In December 1932, Starrett published in Real Detective one of the first chapters of what would soon become a Sherlockian classic, The Private Life of Sherlock Holmes. The story of this nascent chapter was published a few years back in The Baker Street Journal and is still available online. It was a fun bit of writing and I am pleased to say it won me the Morley-Montgomery Memorial Award, something I thought I would never be able to claim.
Redbook
Unlike Starrett's multiple appearances in Real Detective, this is an outlier, since this is the only time Starrett was published in Redbook. I think it's worth noting for a couple of reasons:
It's one of the few times Starrett is included in a magazine that whose content was aimed primarily to women readers. When Starrett appeared on the cover of Redbook in November, 1934, the magazine was already a venerable institution. Debuting in 1903 as The Red Book Magazine, the publication underwent several evolutions through decades, but its reputation as a place for solid short stories remained.
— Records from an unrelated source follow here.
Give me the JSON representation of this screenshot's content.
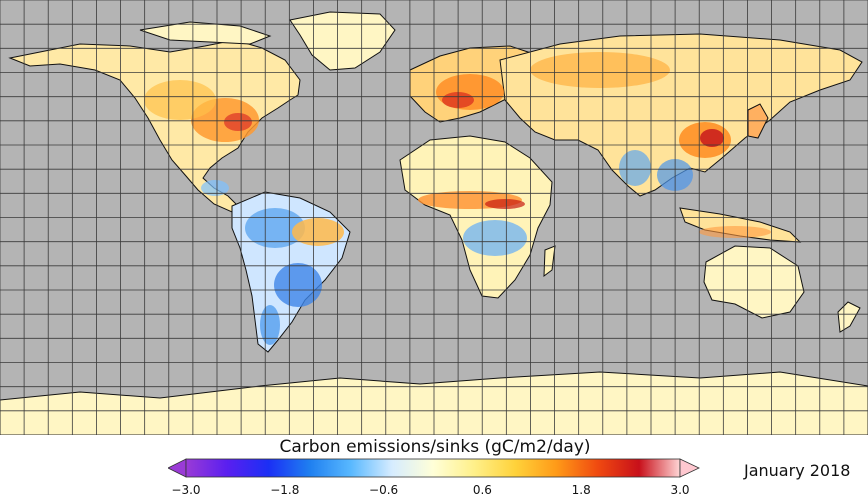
{
  "map": {
    "background_color": "#b4b4b4",
    "land_base_color": "#fff6c4",
    "grid_color": "#3a3a3a"
  },
  "colorbar": {
    "title": "Carbon emissions/sinks (gC/m2/day)",
    "min": -3.0,
    "max": 3.0,
    "ticks": [
      "−3.0",
      "−1.8",
      "−0.6",
      "0.6",
      "1.8",
      "3.0"
    ],
    "colors": [
      "#9a3bd6",
      "#5a1ff0",
      "#1b2ff5",
      "#1f7ff0",
      "#58b8ff",
      "#d6ecff",
      "#ffffd8",
      "#fff08a",
      "#ffd23a",
      "#ff9a18",
      "#f04a10",
      "#c8101a",
      "#ffd6d6"
    ]
  },
  "date": "January 2018"
}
The story does not star Jimmie Lavender, but Chicago drama critic Riley Blackwood.
The story was expanded and renamed The Great Hotel Murder when it was published in book form. The book became one of Starrett's most famous, and was the only work of his to become a motion picture. (More about the book and the movie in a future article.)
Digest Mystery Magazines
We'll next take a look at several digests.
Ellery Queen's Mystery Magazine
Ellery Queen's Mystery Magazine is the most venerable of the lot. Begun in the fall of 1941, this digest sized publication continues today, despite the vagaries of the mystery marketplace.
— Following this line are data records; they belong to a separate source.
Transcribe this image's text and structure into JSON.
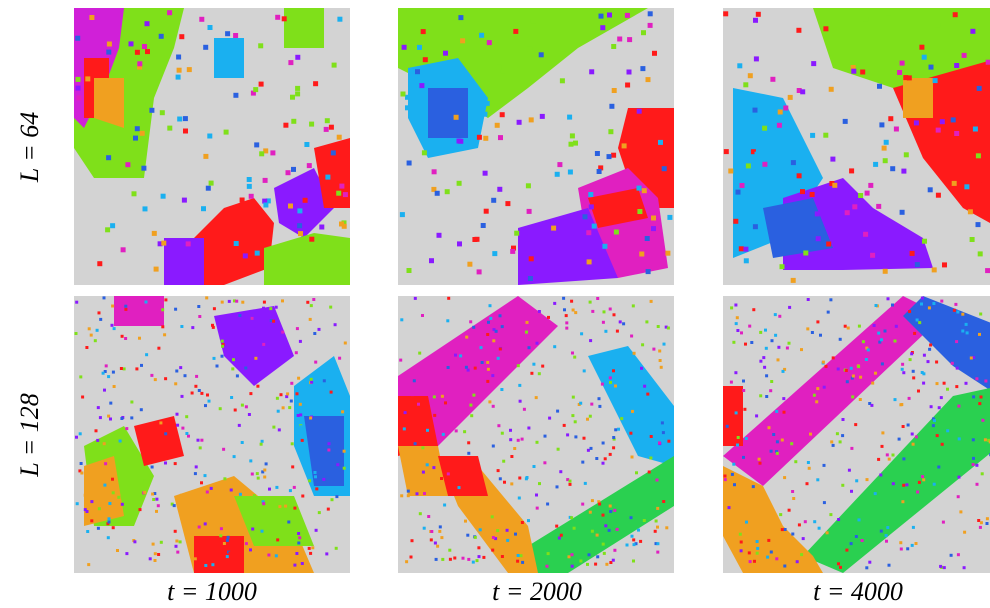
{
  "rows": [
    {
      "label": "L = 64"
    },
    {
      "label": "L = 128"
    }
  ],
  "columns": [
    {
      "label": "t = 1000"
    },
    {
      "label": "t = 2000"
    },
    {
      "label": "t = 4000"
    }
  ]
}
Starrett was represented often in EQMM, in no small part because he was friendly with Frederic Dannay, one half of the team that created Ellery Queen. Dannay, a fellow BSI, served as editor-in-chief of the publication until his death in the early 1980s.
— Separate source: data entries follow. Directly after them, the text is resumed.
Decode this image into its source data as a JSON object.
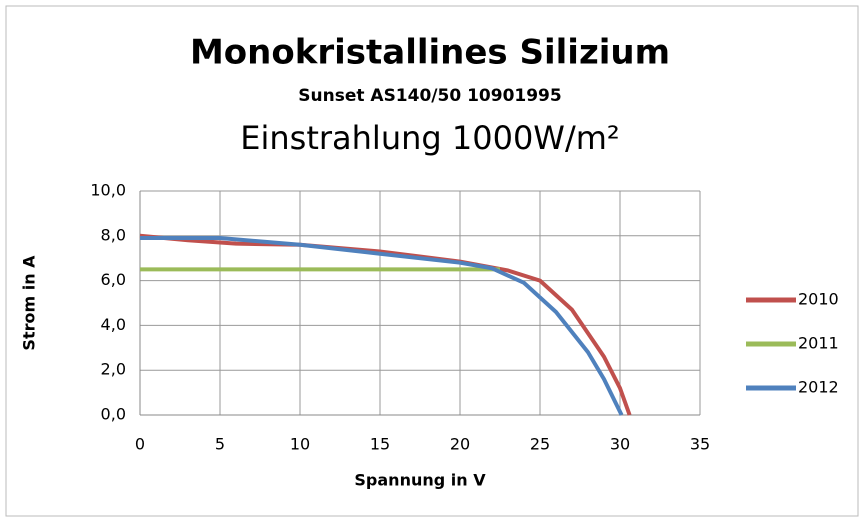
{
  "chart_data": {
    "type": "line",
    "title": "Monokristallines Silizium",
    "subtitle": "Sunset AS140/50 10901995",
    "subtitle2": "Einstrahlung 1000W/m²",
    "xlabel": "Spannung in V",
    "ylabel": "Strom in A",
    "xlim": [
      0,
      35
    ],
    "xticks": [
      0,
      5,
      10,
      15,
      20,
      25,
      30,
      35
    ],
    "ylim": [
      0,
      10
    ],
    "yticks": [
      {
        "value": 0,
        "label": "0,0"
      },
      {
        "value": 2,
        "label": "2,0"
      },
      {
        "value": 4,
        "label": "4,0"
      },
      {
        "value": 6,
        "label": "6,0"
      },
      {
        "value": 8,
        "label": "8,0"
      },
      {
        "value": 10,
        "label": "10,0"
      }
    ],
    "grid": true,
    "legend": "right",
    "series": [
      {
        "name": "2010",
        "color": "#c0504d",
        "x": [
          0,
          3,
          6,
          10,
          15,
          20,
          23,
          25,
          27,
          29,
          30,
          30.6
        ],
        "values": [
          8.0,
          7.8,
          7.65,
          7.6,
          7.3,
          6.85,
          6.45,
          6.0,
          4.7,
          2.6,
          1.2,
          0
        ]
      },
      {
        "name": "2011",
        "color": "#9bbb59",
        "x": [
          0,
          3,
          6,
          10.5,
          16.5,
          22.5
        ],
        "values": [
          6.5,
          6.5,
          6.5,
          6.5,
          6.5,
          6.5
        ]
      },
      {
        "name": "2012",
        "color": "#4f81bd",
        "x": [
          0,
          5,
          10,
          15,
          20,
          22,
          24,
          26,
          28,
          29,
          30.1
        ],
        "values": [
          7.9,
          7.9,
          7.6,
          7.2,
          6.8,
          6.55,
          5.9,
          4.6,
          2.8,
          1.6,
          0
        ]
      }
    ]
  }
}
Starrett's works published here were largely reprints of earlier stories. By the time EQMM came along, Starrett had largely given up writing fiction in favor of writing books about books.
The range of Starrett's appearances show that even after his most active period ended, he was still considered a name that could draw a reader's eye. The first appearance I own is in the second number of EQMM from the Winter of 1942. The most recent is from an EQMM anthology from 1966. In between, you can see the magazine go through several incarnations. Almost all of Starrett's contributions here are reprints of his Jimmie Lavender short stories.
The Saint Detective Magazine
Like its more popular and longer-lived brother, The Saint Detective Magazine was based on the adventures of a famous fictional detective, Leslie Charteris' Simon Templar, also known as The Saint.
Begun in 1953, The Saint ran until the late 1960s.
Starrett had only one contribution to this magazine, so far as I can tell, but it was published in three different versions of the magazine: The American edition from October 1956; the British edition of May 1957; and the French version from December 1957.
The story is "The Day of the Cripples," and is one of my favorites. It was supposedly a early idea which Starrett stuck away in a drawer and finished many years after it was conceived.
And sharp-eyed readers will note that the Solar Pons stories of August Derleth also found a second life in the pages of The Saint.
Rex Stout Mystery Magazine or Rex Stout's Mystery Monthly
The creator of Nero Wolfe had his own mystery digest magazine for a brief time in the mid 1940s. Featuring reprints of "classic" mysteries and an occasional new story, the digest failed to win a following and disappeared. It's name varied slightly during its brief life, but it started as Rex Stout Mystery Magazine.
As fellow members of The Baker Street Irregulars, it is not surprising that Starrett should show up in a few of the Stout digests.
Once again, these are reprints of much earlier stories featuring Chicago detective Jimmie Lavender.
Starrett's appearances came in the March 1946 number, (issue No. 4, with an reddish/yellow cover) and then again in the May 1947 number (issue No. 8. That was one of the last – if not the last – issue of Rex Stout's magazine, which had changed its name to Rex Stout's Mystery Monthly.)